Russian general of German origin (1667–1720)

Adam Adamovich Veyde or Weyde (Адам Адамович Вейде; 1667 – 26 January 1720) was a Russian infantry general and a close associate of Peter the Great.

==Military career==
Adam Veyde began his military career in the so-called poteshnye voiska. He participated in both of the Azov campaigns, being a major of Preobrazhensky Lifeguard regiment in charge of engineer works during the siege of the Azov fortress. Enjoying Peter the Great's great confidence, Adam Veyde was frequently sent abroad on different important assignments and accompanied the tsar during all of his trips. For example, Veyde was dispatched to Hungary and Saxony in 1696 to notify their leaders of the falling of Azov.
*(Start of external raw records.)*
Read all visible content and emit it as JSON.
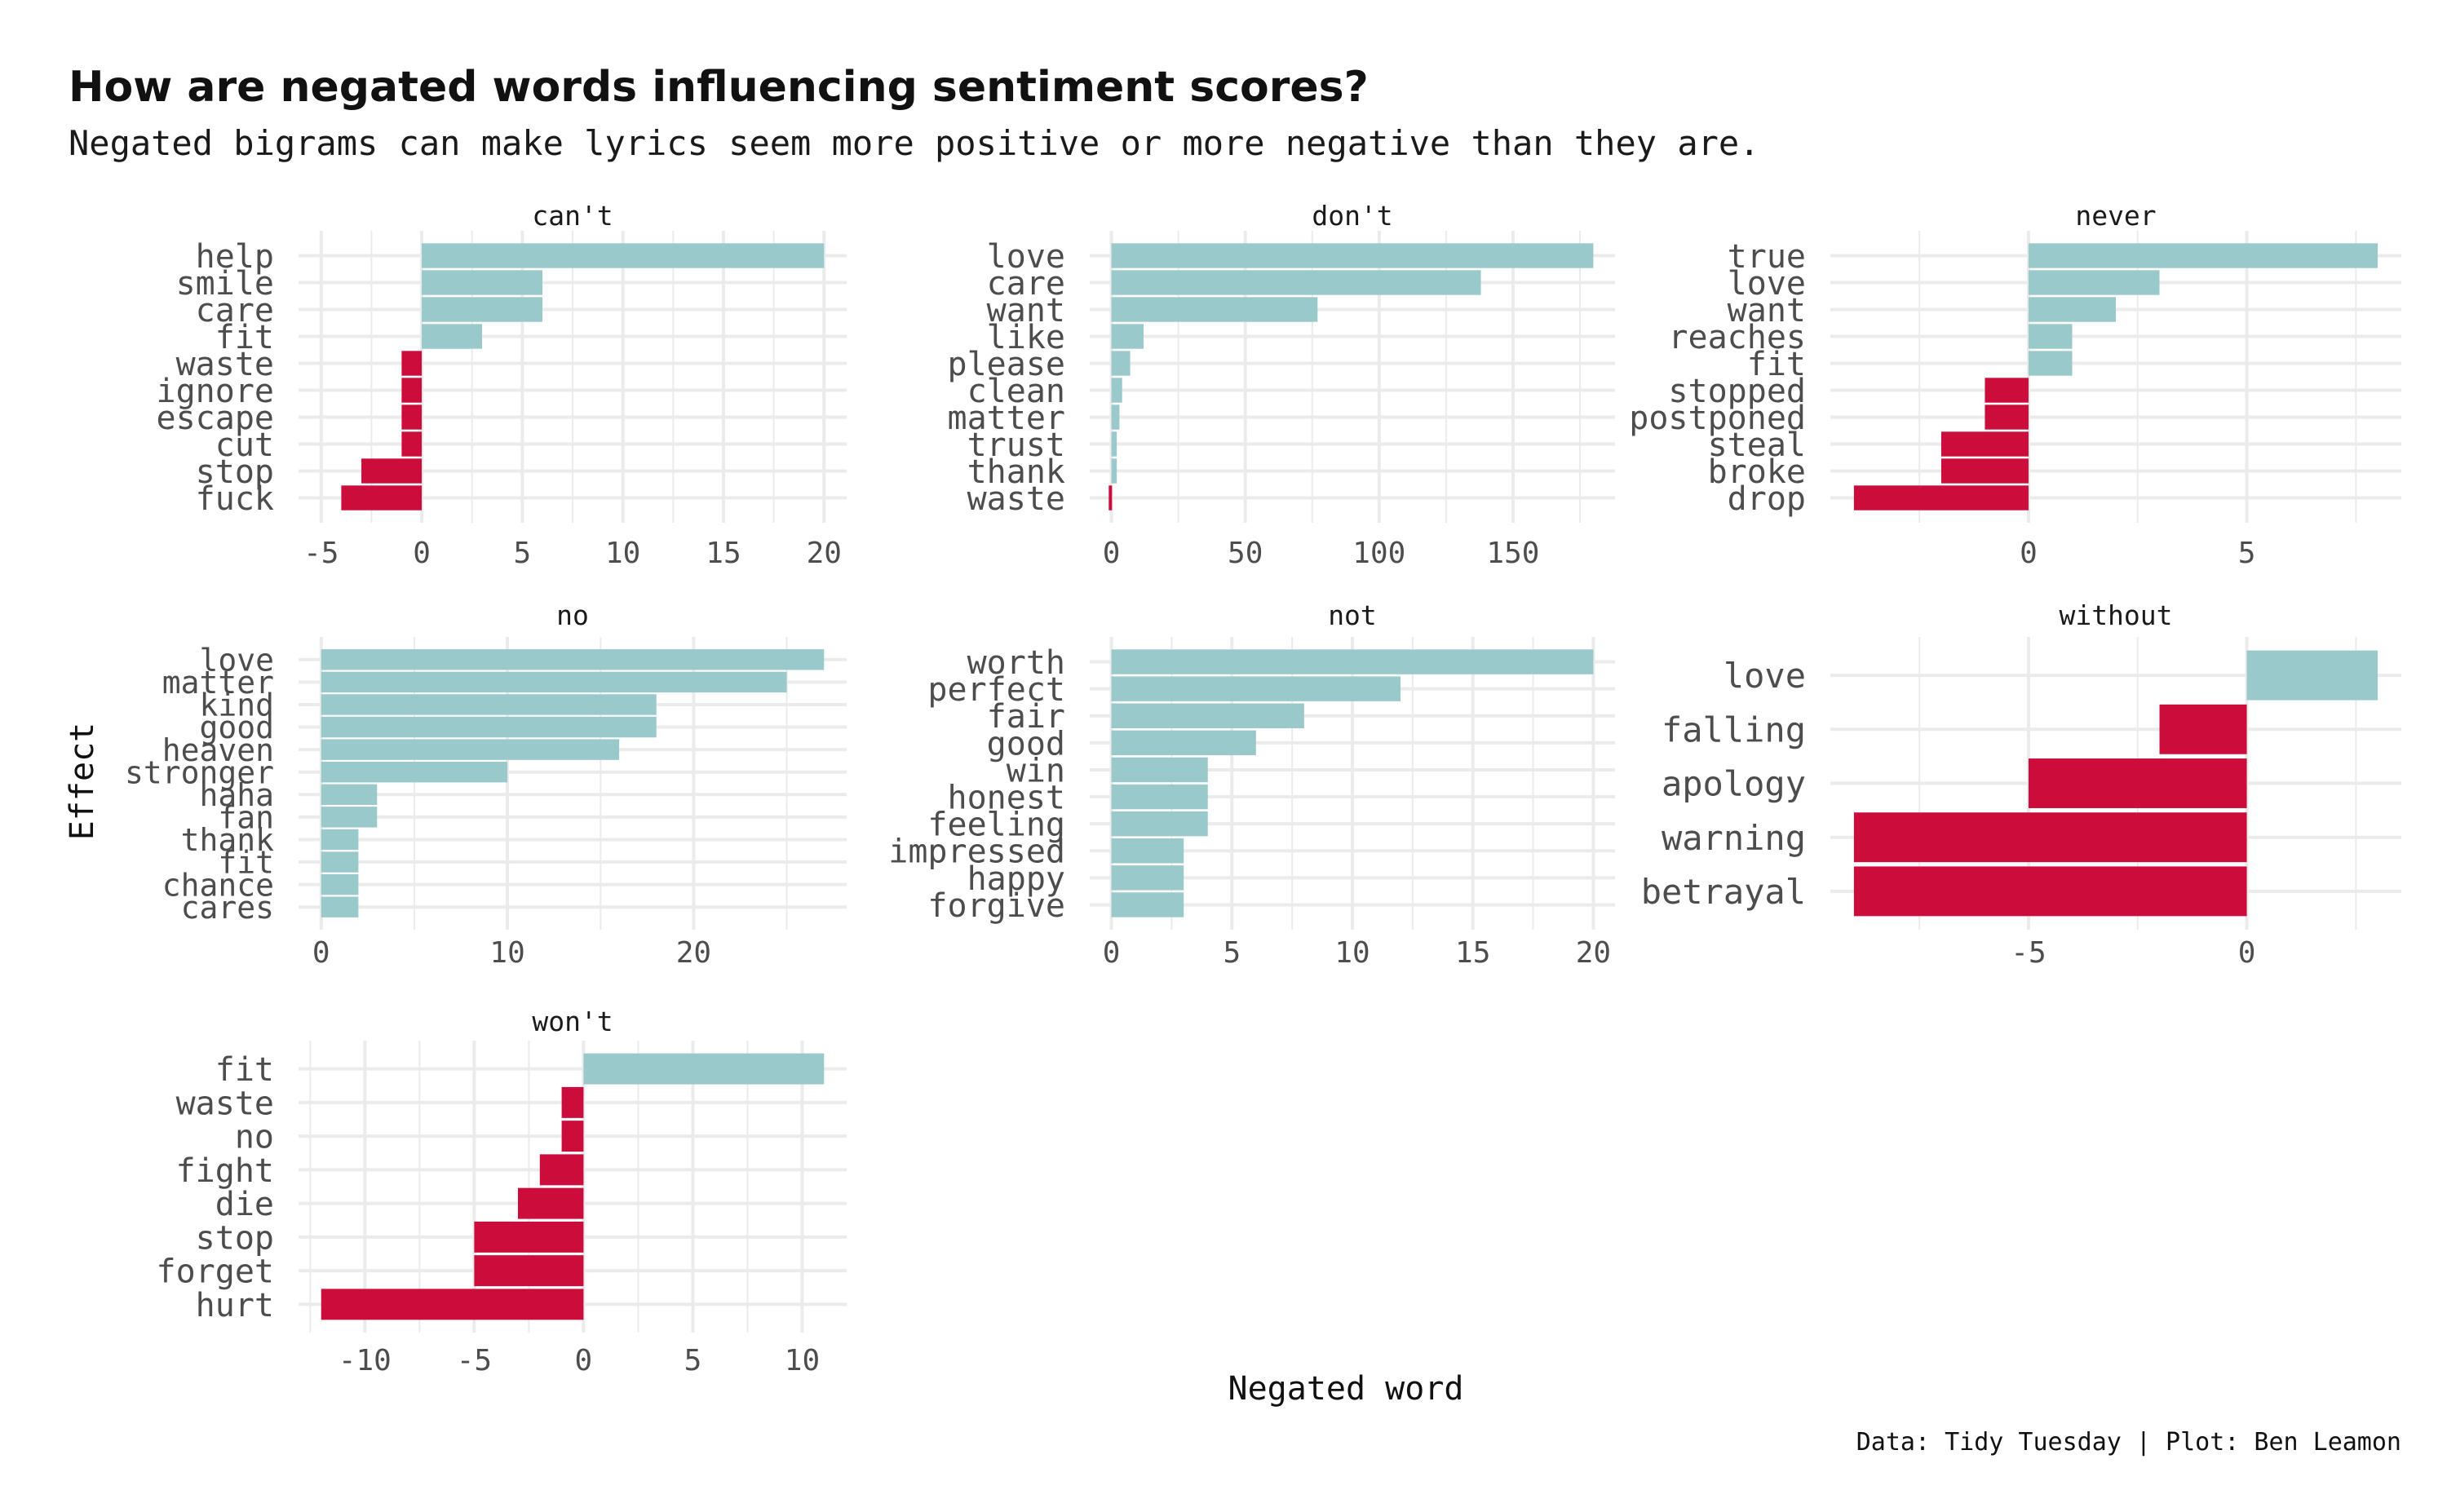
{
  "title": "How are negated words influencing sentiment scores?",
  "subtitle": "Negated bigrams can make lyrics seem more positive or more negative than they are.",
  "caption": "Data: Tidy Tuesday | Plot: Ben Leamon",
  "colors": {
    "positive": "#9ac9cb",
    "negative": "#cc0c3a",
    "grid": "#ebebeb",
    "background": "#ffffff"
  },
  "chart_data": {
    "type": "bar",
    "orientation": "horizontal",
    "facet_by": "negation word",
    "xlabel": "Negated word",
    "ylabel": "Effect",
    "grid": true,
    "legend": "none",
    "facets": [
      {
        "name": "can't",
        "categories": [
          "help",
          "smile",
          "care",
          "fit",
          "waste",
          "ignore",
          "escape",
          "cut",
          "stop",
          "fuck"
        ],
        "values": [
          20,
          6,
          6,
          3,
          -1,
          -1,
          -1,
          -1,
          -3,
          -4
        ],
        "xlim": [
          -5,
          20
        ],
        "ticks": [
          -5,
          0,
          5,
          10,
          15,
          20
        ],
        "tick_labels": [
          "-5",
          "0",
          "5",
          "10",
          "15",
          "20"
        ]
      },
      {
        "name": "don't",
        "categories": [
          "love",
          "care",
          "want",
          "like",
          "please",
          "clean",
          "matter",
          "trust",
          "thank",
          "waste"
        ],
        "values": [
          180,
          138,
          77,
          12,
          7,
          4,
          3,
          2,
          2,
          -1
        ],
        "xlim": [
          0,
          180
        ],
        "ticks": [
          0,
          50,
          100,
          150
        ],
        "tick_labels": [
          "0",
          "50",
          "100",
          "150"
        ]
      },
      {
        "name": "never",
        "categories": [
          "true",
          "love",
          "want",
          "reaches",
          "fit",
          "stopped",
          "postponed",
          "steal",
          "broke",
          "drop"
        ],
        "values": [
          8,
          3,
          2,
          1,
          1,
          -1,
          -1,
          -2,
          -2,
          -4
        ],
        "xlim": [
          -4,
          8
        ],
        "ticks": [
          0,
          5
        ],
        "tick_labels": [
          "0",
          "5"
        ]
      },
      {
        "name": "no",
        "categories": [
          "love",
          "matter",
          "kind",
          "good",
          "heaven",
          "stronger",
          "haha",
          "fan",
          "thank",
          "fit",
          "chance",
          "cares"
        ],
        "values": [
          27,
          25,
          18,
          18,
          16,
          10,
          3,
          3,
          2,
          2,
          2,
          2
        ],
        "xlim": [
          0,
          27
        ],
        "ticks": [
          0,
          10,
          20
        ],
        "tick_labels": [
          "0",
          "10",
          "20"
        ]
      },
      {
        "name": "not",
        "categories": [
          "worth",
          "perfect",
          "fair",
          "good",
          "win",
          "honest",
          "feeling",
          "impressed",
          "happy",
          "forgive"
        ],
        "values": [
          20,
          12,
          8,
          6,
          4,
          4,
          4,
          3,
          3,
          3
        ],
        "xlim": [
          0,
          20
        ],
        "ticks": [
          0,
          5,
          10,
          15,
          20
        ],
        "tick_labels": [
          "0",
          "5",
          "10",
          "15",
          "20"
        ]
      },
      {
        "name": "without",
        "categories": [
          "love",
          "falling",
          "apology",
          "warning",
          "betrayal"
        ],
        "values": [
          3,
          -2,
          -5,
          -9,
          -9
        ],
        "xlim": [
          -9,
          3
        ],
        "ticks": [
          -5,
          0
        ],
        "tick_labels": [
          "-5",
          "0"
        ]
      },
      {
        "name": "won't",
        "categories": [
          "fit",
          "waste",
          "no",
          "fight",
          "die",
          "stop",
          "forget",
          "hurt"
        ],
        "values": [
          11,
          -1,
          -1,
          -2,
          -3,
          -5,
          -5,
          -12
        ],
        "xlim": [
          -12,
          11
        ],
        "ticks": [
          -10,
          -5,
          0,
          5,
          10
        ],
        "tick_labels": [
          "-10",
          "-5",
          "0",
          "5",
          "10"
        ]
      }
    ]
  }
}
In 1698, he was sent to France and England to study military science. Upon his return, Adam Veyde presented a military charter composed by him (Воинский устав; also known as the Veyde Charter), in which he had set forth administrative and military rules for infantry regiments under formation, responsibilities of all military ranks (from private to commander-in-chief inclusively), the rules of conduct for all ranks under any circumstances, and drill procedures. Adam Veyde composed his charter under the influence of Louis XIV's legal provisions of military nature and organization of Eugene of Savoy's army, which had already earned fame by that time. The Veyde Charter formed the basis for the Peter the Great's Charter of 1716.

Upon the disbandment of the streltsy regiments, General Avtonom Golovin and Adam Veyde were ordered to form 18 infantry and 2 Dragoon regiments in Moscow in autumn 1699. Also, Veyde was put in charge of teaching the marching drill to stolniks, stryapchiys (butlers), and zhiltsys (lowest category of the service class people).

During the Great Northern War, Adam Veyde was assigned to command one of the 10-regiment divisions as part of Field Marshal Charles Eugène de Croÿ's army in 1700. After having approached Narva, Veyde's inexperienced division succumbed to the attacks of the Swedish army, albeit it managed to keep battle formation the longest among other Russian units. Adam Veyde himself was taken prisoner and sent to Stockholm, where he would remain until 1710 and then be exchanged for General Niels Jonsson Stromberg. While in captivity, Veyde observed the Swedes and the way their army was organized.

During the Russo-Turkish War of 1710–1711, Adam Veyde commanded an 8-regiment division. In 1714, he was put in charge of 7 infantry and 3 cavalry regiments and dispatched to Finland. There, Veyde participated in the Battle of Gangut and commanded a galley with Peter the Great on board. For this victory, Adam Veyde was awarded the Order of St. Andrew and appointed commander of a grenadier regiment. Also, he assisted Peter the Great in his composing of the Military Charter of 1716 and two years later was appointed president of College of War, for which he would elaborate the table of organization and charter.

==Death==

Adam Veyde died in 1720. Although he was Lutheran, Peter the Great ordered his interment at the Lazarevskoe Cemetery in the Alexander Nevsky Lavra and attended his funeral personally.